This book, a collection of Alex Danchev's essays on the theme of art, war and terror, offers a sustained demonstration of the way in which works of art can help us to explore the most difficult ethical and political issues of our time: war, terror, extermination, torture and abuse.It takes seriously the idea of the artist as moral witness to this realm, considering war photography, for example, as a form of humanitarian intervention. War poetry, war films and war diaries are also considered in a broad view of art, and of war. Kafka is drawn upon to address torture and abuse in the war on terror; Homer is utilised to analyse current talk of 'barbarisation'. The paintings of Gerhard Richter are used to investigate the terrorists of the Baader-Meinhof group, while the photographs of Don McCullin and the writings of Vassily Grossman and Primo Levi allow the author to propose an ethics of small acts of altruism.This book examines the nature of war over the last century, from the Great War to a particular focus on the current 'Global War on Terror'. It investigates what it means to be human in war, the cost it exacts and the ways of coping. Several of the essays therefore have a biographical focus.

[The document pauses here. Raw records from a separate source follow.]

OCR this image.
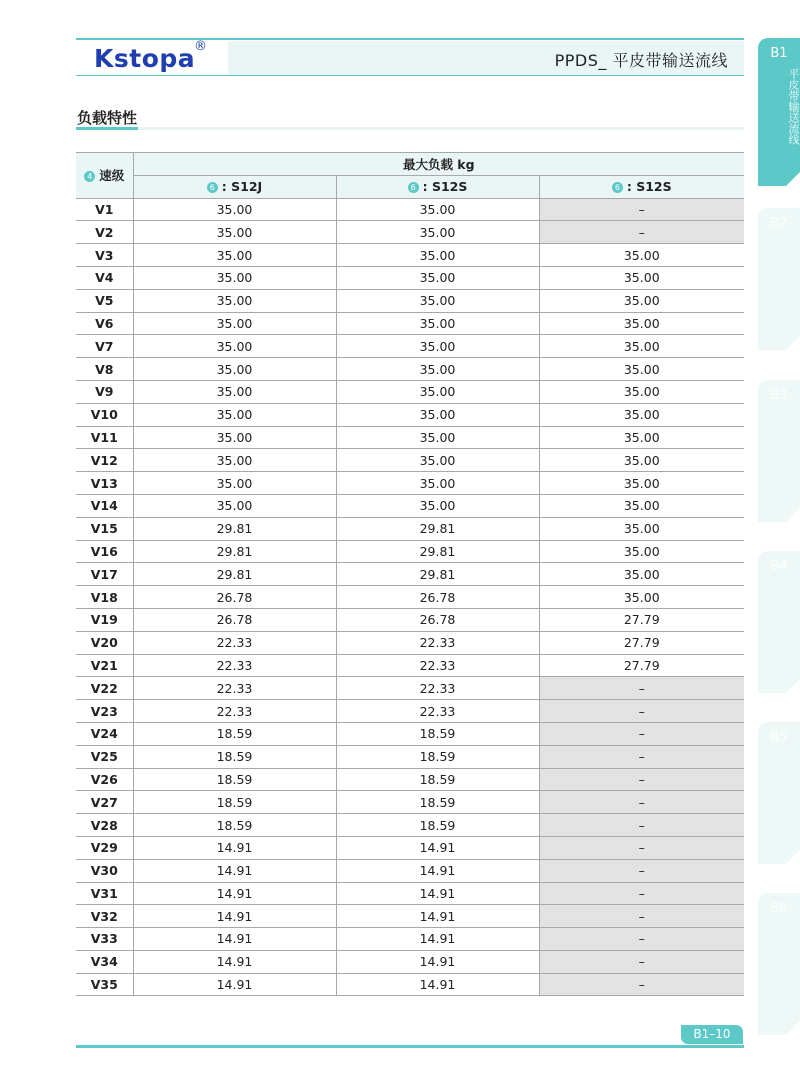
Kstopa
®
PPDS_ 平皮带输送流线
负载特性
4 速级	最大负载 kg		
	6 : S12J	6 : S12S	6 : S12S
V1	35.00	35.00	–
V2	35.00	35.00	–
V3	35.00	35.00	35.00
V4	35.00	35.00	35.00
V5	35.00	35.00	35.00
V6	35.00	35.00	35.00
V7	35.00	35.00	35.00
V8	35.00	35.00	35.00
V9	35.00	35.00	35.00
V10	35.00	35.00	35.00
V11	35.00	35.00	35.00
V12	35.00	35.00	35.00
V13	35.00	35.00	35.00
V14	35.00	35.00	35.00
V15	29.81	29.81	35.00
V16	29.81	29.81	35.00
V17	29.81	29.81	35.00
V18	26.78	26.78	35.00
V19	26.78	26.78	27.79
V20	22.33	22.33	27.79
V21	22.33	22.33	27.79
V22	22.33	22.33	–
V23	22.33	22.33	–
V24	18.59	18.59	–
V25	18.59	18.59	–
V26	18.59	18.59	–
V27	18.59	18.59	–
V28	18.59	18.59	–
V29	14.91	14.91	–
V30	14.91	14.91	–
V31	14.91	14.91	–
V32	14.91	14.91	–
V33	14.91	14.91	–
V34	14.91	14.91	–
V35	14.91	14.91	–
B1–10
B1
平皮带输送流线
B2
B3
B4
B5
B6
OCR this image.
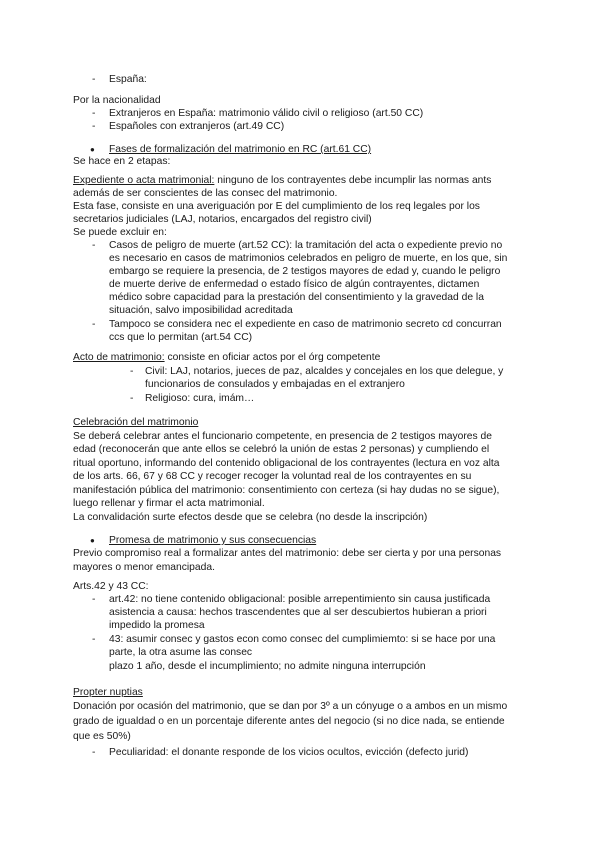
- España:
Por la nacionalidad
- Extranjeros en España: matrimonio válido civil o religioso (art.50 CC)
- Españoles con extranjeros (art.49 CC)
● Fases de formalización del matrimonio en RC (art.61 CC)
Se hace en 2 etapas:
Expediente o acta matrimonial: ninguno de los contrayentes debe incumplir las normas ants
además de ser conscientes de las consec del matrimonio.
Esta fase, consiste en una averiguación por E del cumplimiento de los req legales por los
secretarios judiciales (LAJ, notarios, encargados del registro civil)
Se puede excluir en:
- Casos de peligro de muerte (art.52 CC): la tramitación del acta o expediente previo no
es necesario en casos de matrimonios celebrados en peligro de muerte, en los que, sin
embargo se requiere la presencia, de 2 testigos mayores de edad y, cuando le peligro
de muerte derive de enfermedad o estado físico de algún contrayentes, dictamen
médico sobre capacidad para la prestación del consentimiento y la gravedad de la
situación, salvo imposibilidad acreditada
- Tampoco se considera nec el expediente en caso de matrimonio secreto cd concurran
ccs que lo permitan (art.54 CC)
Acto de matrimonio: consiste en oficiar actos por el órg competente
- Civil: LAJ, notarios, jueces de paz, alcaldes y concejales en los que delegue, y
funcionarios de consulados y embajadas en el extranjero
- Religioso: cura, imám…
Celebración del matrimonio
Se deberá celebrar antes el funcionario competente, en presencia de 2 testigos mayores de
edad (reconocerán que ante ellos se celebró la unión de estas 2 personas) y cumpliendo el
ritual oportuno, informando del contenido obligacional de los contrayentes (lectura en voz alta
de los arts. 66, 67 y 68 CC y recoger recoger la voluntad real de los contrayentes en su
manifestación pública del matrimonio: consentimiento con certeza (si hay dudas no se sigue),
luego rellenar y firmar el acta matrimonial.
La convalidación surte efectos desde que se celebra (no desde la inscripción)
● Promesa de matrimonio y sus consecuencias
Previo compromiso real a formalizar antes del matrimonio: debe ser cierta y por una personas
mayores o menor emancipada.
Arts.42 y 43 CC:
- art.42: no tiene contenido obligacional: posible arrepentimiento sin causa justificada
asistencia a causa: hechos trascendentes que al ser descubiertos hubieran a priori
impedido la promesa
- 43: asumir consec y gastos econ como consec del cumplimiemto: si se hace por una
parte, la otra asume las consec
plazo 1 año, desde el incumplimiento; no admite ninguna interrupción
Propter nuptias
Donación por ocasión del matrimonio, que se dan por 3º a un cónyuge o a ambos en un mismo
grado de igualdad o en un porcentaje diferente antes del negocio (si no dice nada, se entiende
que es 50%)
- Peculiaridad: el donante responde de los vicios ocultos, evicción (defecto jurid)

Alex Danchev was Professor of International Relations at the University of Nottingham, and a long-standing friend of the Tate in London, where he has been a member of the Acquisition Committee of the Patrons of New Art.
His interests wandered across the borders of art, politics, and military history although his focus is chiefly biographical.
His biography of the philosopher-statesman Oliver Franks (Oxford University Press, 1993) was on the Observer's 'Books of the Year' and his biography of the military writer Basil Liddell Hart (Weidenfeld & Nicolson, 1998) was listed for the Whitbread Prize for Biography and the Samuel Johnson Prize for Non-Fiction.
His unexpurgated edition of the Alanbrooke Diaries (Weidenfeld & Nicolson, 2001) was listed for the W.H. Smith Prize for Biography. In 2009 he published On Art and War and Terror, a collection of essays on the most difficult issues of our age and, in particular, the nature of humanity in times of conflict.